You've just run head on into contact bounce aka switch bounce! What you think is a single button press event is 'seen' by the circuit as many contact closure events. The 555 circuit includes debouncing by design - C2 has to charge to the opposite 1/3:2/3 Vcc threshold via R2 before another switch closure can register.
Mechanical switches (and other switching contacts) bounce.
* They bounce when they close, and to some extent when they open. This can most easily be seen with the switch in series with a pullup or pulldown, across a DC voltage supply, on a DSO in one-shot mode, set to capture for min. 10ms at the highest sample rate that it can do for a 10ms-20ms capture window and the trigger threshold set to 1/2 of your circuit's Vcc. Set the trigger polarity to rising or falling depending on the pullup/pulldown configuration, and whether you want to capture contact closure bounce or contact opening bounce. Ideally, set up the DSO for 5%-10% pretrigger in the capture window, so you can see any early disturbances that fail to reach the trigger threshold. A logic analyser will be less informative than a DSO as it conceals the analog behavior of the switch output.
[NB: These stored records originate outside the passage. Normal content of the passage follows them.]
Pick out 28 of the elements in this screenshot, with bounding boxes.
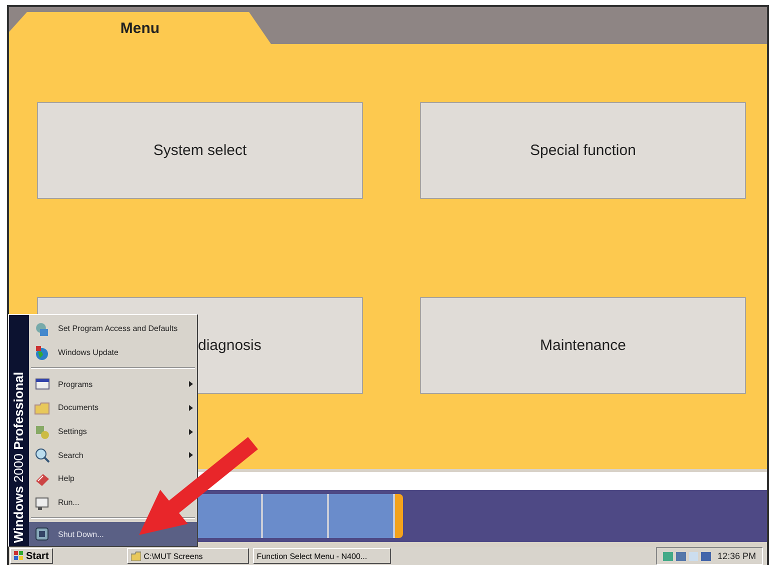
clock: 12:36 PM bbox=[717, 551, 756, 561]
start-menu-item[interactable]: Settings bbox=[29, 420, 197, 444]
taskbar-button[interactable]: C:\MUT Screens bbox=[126, 548, 249, 564]
folder-icon bbox=[130, 551, 141, 561]
taskbar-button[interactable]: Function Select Menu - N400... bbox=[252, 548, 391, 564]
start-menu-item[interactable]: Search bbox=[29, 443, 197, 468]
start-menu-item[interactable]: Shut Down... bbox=[29, 522, 197, 546]
tray-icons bbox=[663, 550, 712, 562]
computer-icon bbox=[34, 526, 50, 542]
start-button[interactable]: Start bbox=[10, 548, 53, 564]
submenu-arrow-icon bbox=[189, 404, 193, 411]
start-menu-item[interactable]: Run... bbox=[29, 490, 197, 514]
submenu-arrow-icon bbox=[189, 381, 193, 388]
menu-tab[interactable]: Menu bbox=[9, 12, 271, 44]
menu-button[interactable]: Special function bbox=[420, 102, 746, 199]
start-menu-item[interactable]: Documents bbox=[29, 396, 197, 420]
submenu-arrow-icon bbox=[189, 428, 193, 435]
globe-icon bbox=[34, 344, 50, 360]
submenu-arrow-icon bbox=[189, 452, 193, 458]
menu-button[interactable]: System select bbox=[37, 102, 363, 199]
settings-icon bbox=[34, 424, 50, 440]
search-icon bbox=[34, 447, 50, 464]
start-menu-item[interactable]: Help bbox=[29, 467, 197, 491]
banner-text: Windows 2000 Professional bbox=[10, 372, 27, 543]
menu-button[interactable]: Maintenance bbox=[420, 297, 746, 394]
windows-flag-icon bbox=[14, 551, 24, 561]
folder-icon bbox=[34, 400, 50, 416]
window-icon bbox=[34, 376, 50, 392]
if you set up a CMOS counter IC with LEDs (+ resistors) on all outputs. and clock it from a mechanical switch as in your 4013 circuit (or if you've got some more 4013 chips, wire them (+ the spare flipflop in the existing one) to toggle (/Q to D) and clock each from the previous stage) you'll see it increment several to many times for each switch press.
A classic method of implementing a fully debounced switch for clocked logic experiments is to use a break before make SPDT switch, common to the rail, with NC and NO contacts feeding the S and R inputs of a SR flipflop, with pullups/pulldowns to keep them in their inactive state while the moving contact transitions. Which rail (Vcc or ground, the common connects to depends on whether the flipflop has active high or active low inputs. For classic TTL, its almost invariably ground, as the current required to reliably pull a TTL input low is not insignificant, so pulldowns are generally impractical.
For more details see:
https://www.electronicdesign.com/technologies/analog/article/21155418/logiswitch-11-myths-about-switch-bouncedebounceand for mitigation methods see:
http://www.ganssle.com/debouncing.htmwhich is *essential* reading for any tech or engineer who dabbles in logic or embedded programming.
* *SOME* switching contacts do not bounce by design, however mercury wetted contacts (which are immune to bounce if properly designed) are now vanishingly rare, and elastomer contacts substitute ramping contact resistance for switch bounce, which when applied to a logic input without hysterisis, has much the same effect due to noise toggling the input as the switch resistance change sweeps it through its threshold region.